At the heart of their brilliance lies quite astonishing sensitivity of response, coupled with great speed. When you listen to some amplifiers you cannot help but notice the sheer blistering pace of the music. Notes have a leadingedge compression blister and instantaneous impact with a “now you see it, now you don’t” quality and this gives an impression of control and grip that many people describe as great timing. Their beat-to-beat sense of impact and drama inevitably leads toward these conclusions and on any music in straight 4/4 time they appear tremendously concise and to the point. But I have always believed that true command of time and space runs far, far deeper than being able to tap your feet to an even tempo. There is no better amplifier to illustrate this than the Quadrature Z, which has the distinction of being not only the fastest power amplifier I have ever heard but also the amplifier that makes no show of the fact by over accentuating the leading edge of the note or the percussive element that marks the beat. These amplifiers are one of the very, very few products whose performance is completely music-led, making it very difficult to describe in hi-fi terms. You might ask the standard questions. Is it fast? Is it tight in the bass? Is it well controlled in the treble? Does it image? But the answer is that it can be all these things, but only as and when the music demands. In my experience, this in itself is rare, as most electronics have a distinct flavour and a recurring picture of the music that lies deep within their own design. So when you think about most amplifier manufacturers, you can describe their in-house sound or the way in which their equipment portrays music, as it does this regardless of what you play through it. The Bernings are utterly articulate when dealing with music and as fast as they needs to be for any given musical situation. You will never, ever hear these amplifiers smear time or tempo. They bring no preformed view of the musical picture and do not impose their view of the world on every piece of music you ask them to play. Each disc, be it digital or vinyl, sounds as different as the musicians, producer and engineers who made it, the studio or venue where it was recorded.
These amplifiers can demystify complexity as well as illuminate it. Their stunning transparency allows you to see from the front to the back of the soundstage, pausing to examine the bond between space, time and every musical detail along the way. Listening becomes an event to look forward to and I found that, throughout my time with them, there was a certain mystique to the experience.
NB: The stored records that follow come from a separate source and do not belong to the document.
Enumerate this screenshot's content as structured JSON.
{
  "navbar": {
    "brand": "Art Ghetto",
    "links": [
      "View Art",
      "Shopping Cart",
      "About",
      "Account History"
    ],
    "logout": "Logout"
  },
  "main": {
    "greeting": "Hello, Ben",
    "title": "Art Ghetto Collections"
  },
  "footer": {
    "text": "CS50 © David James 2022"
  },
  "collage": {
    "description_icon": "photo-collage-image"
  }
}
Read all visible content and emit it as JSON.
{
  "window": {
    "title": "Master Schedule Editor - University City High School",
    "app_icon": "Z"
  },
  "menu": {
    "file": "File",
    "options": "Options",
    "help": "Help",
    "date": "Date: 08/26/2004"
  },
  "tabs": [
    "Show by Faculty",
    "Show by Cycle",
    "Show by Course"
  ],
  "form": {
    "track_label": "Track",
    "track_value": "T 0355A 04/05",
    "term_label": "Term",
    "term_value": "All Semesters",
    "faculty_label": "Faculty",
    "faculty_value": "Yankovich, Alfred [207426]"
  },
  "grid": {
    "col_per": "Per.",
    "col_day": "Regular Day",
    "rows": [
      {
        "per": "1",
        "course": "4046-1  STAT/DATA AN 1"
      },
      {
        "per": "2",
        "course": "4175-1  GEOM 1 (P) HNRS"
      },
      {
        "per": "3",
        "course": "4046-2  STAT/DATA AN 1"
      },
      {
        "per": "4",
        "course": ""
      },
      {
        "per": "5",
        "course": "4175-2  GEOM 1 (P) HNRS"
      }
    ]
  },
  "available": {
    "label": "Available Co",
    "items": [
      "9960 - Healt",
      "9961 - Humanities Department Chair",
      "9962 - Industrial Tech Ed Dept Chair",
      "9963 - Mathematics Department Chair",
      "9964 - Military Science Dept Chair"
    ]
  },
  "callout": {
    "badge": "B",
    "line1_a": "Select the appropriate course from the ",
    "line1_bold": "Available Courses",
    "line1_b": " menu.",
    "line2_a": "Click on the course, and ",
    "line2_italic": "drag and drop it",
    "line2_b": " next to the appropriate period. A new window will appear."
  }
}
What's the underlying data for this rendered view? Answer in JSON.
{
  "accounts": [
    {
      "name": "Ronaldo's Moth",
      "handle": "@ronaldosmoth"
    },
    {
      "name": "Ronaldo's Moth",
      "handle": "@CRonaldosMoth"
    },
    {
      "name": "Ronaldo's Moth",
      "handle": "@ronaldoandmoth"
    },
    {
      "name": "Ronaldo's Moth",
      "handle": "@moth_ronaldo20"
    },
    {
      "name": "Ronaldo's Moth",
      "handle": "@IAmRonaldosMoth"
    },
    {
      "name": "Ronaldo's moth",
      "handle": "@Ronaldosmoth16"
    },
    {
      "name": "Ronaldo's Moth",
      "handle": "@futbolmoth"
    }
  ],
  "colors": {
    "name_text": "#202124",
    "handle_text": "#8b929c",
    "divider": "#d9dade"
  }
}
Not based in mystery itself, but a voyage of discovery through music, sound and beyond, sometimes ending up in that magical space where the world falls away and you become at one with the music: and there are very, very few components that have ever taken me there. Perhaps you are with me here and perhaps not, but I had many listening hours with these amplifiers that bordered on the spiritual. When I listened to the title track from Vicente Amigo’s latest collection, Un Momento En El Sonido I felt myself move beyond being a distant observer. The intimacy and tonal warmth that he caresses from that instrument infected me emotionally and I found myself caught up with each note and the explosive power of every one of his trademark rasquedos; it left me breathless and hanging on each tiny rhythmic paraphrase. This is where great hi-fi should take you.
Yet trying to explain just how the DB amplifiers manage this level of connection is elusive. They are the most completely textured and delicately shaded of amplifiers for sure, brimming with impossibly fine resolution and responsive to the tiniest of dynamic inflections. If you want to understand just what makes a great musician and how physical command of the instrument is so visceral then listen to Vicente Amigo through a pair of Quadrature Z amplifiers. If you are interested in the vast spectrum of tonal colour and character of instrument or voice, then listen some more and the superlatives will flow. The more time you spend with them, the more insight you gain, but one of the things that kept ramming itself home when I was trying to get to the bottom of why they are so special is the moments of transition between notes – and I don’t limit this to just the way that leading edges are dealt with. That special moment of birth as a new note grows over the decay of what went before is just one area where the Bernings are so compelling and so real. Take a really close listen to the way that most hi-fi systems deal with this. There is a kind of on/off mechanical crudeness that is only really highlighted by the alternate beauty of the Berning amplifiers. As I began to understand this notion of musical flow, this almost legato-esque change of state, the more it intrigued me and I realised that it was linked to their speed. It was so very evident on the Vicente album as Flamenco players of his stature strive for years to perfect the way the notes roll from the fingers through the complexity of two hands addressing the strings.